Tennessee (27-9), a No. 2 seed, was seeking its first Final Four, and Vols coach Rick Barnes was denied the second trip of his 38-year career to college basketball’s promised land.

This was a slugfest of a game, a welcome break from the action during the first two weeks of a March Madness that has been more sleepy than mad. It was played in front of an ear-splitting crowd packed with Purdue fans who made their way up from Indiana.

They were looking for history, and they got it -- along with the game ball that Boilermakers guard Fletcher Loyer chucked about 20 rows into the stands when the buzzer went off.

The school’s 87-year-old former coach, Gene Keady, watched from the stands -- then, afterward, came onto the floor to receive a piece of the freshly cut net from Edey.

“It shows people if you do things the right way, it will pay off,” the ex-coach said.

At times, the game looked like the sort Keady might have coached back in the ’80s and ’90s.

Purdue pounded the ball to Edey in the post, and though the grabby, swatty Tennessee defense made some inroads -- even blocking two of his shots -- foul trouble piled up for Tennessee and Edey wore them down. He finished 13-of-21 from the floor.

Barnes refused to make an issue out of Edey’s 22 free throws or the final foul tally: Tennessee 25, Purdue 12.

“He’s a difficult guy to guard against, but he’s a difficult guy for referees to officiate, too,” Barnes said. “He’s a hard guy to do that with because he’s a unique guy in terms of how he plays.”

Meanwhile, the 3-point arc that was six years from coming into existence at Purdue’s last trip this far into the tournament was barely a factor for the Boilermakers. They went 3-of-15 from long range.

And yet, it was a trio of 3-point attempts that turned this game. Knecht missed a pair of open looks, first with his team trailing by three at the 3:09 mark, then again on the next possession when down by six.

In between, Lance Jones spotted up from the corner for a 3 that gave Purdue a 66-60 lead.

The coup de grace came with Tennessee trying to carve into a 69-64 deficit. Knecht drove down the lane and went up, but Edey, who played just a few seconds short of the full 40 minutes, scooted over and cleanly swatted the shot.

“A great play, you’ve got to give him credit,” Barnes said.

Knecht finished 14-of-31 from the floor. After making his first four 3-pointers, he went 2-of-8.

“I don’t think I put the team on my back,” Knecht said. “I think all of us carried each other. I think every single one of us did what we needed to do. At the end of the day, they were just the better team.”

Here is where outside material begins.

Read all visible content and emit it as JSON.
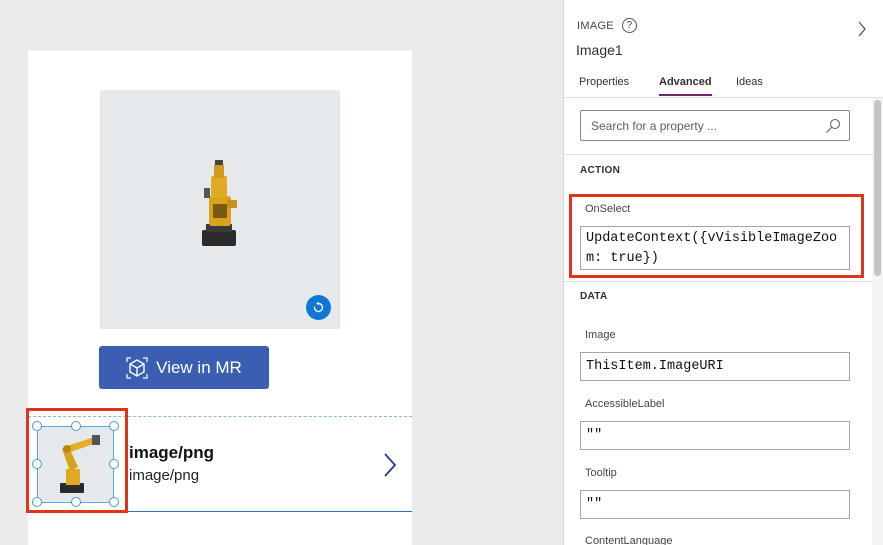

Notes: Edey is the first player with 40-plus points and at least 16 rebounds in an NCAA Tournament game since Bo Kimble of Loyola Marymount had 45 points and 18 rebounds in a 1990 contest against New Mexico State. … Edey was named the Midwest’s most outstanding player. Joining him on the all-region team were Knecht, Braden Smith (Purdue), Baylor Scheierman (Creighton) and Zakai Zeigler (Tennessee).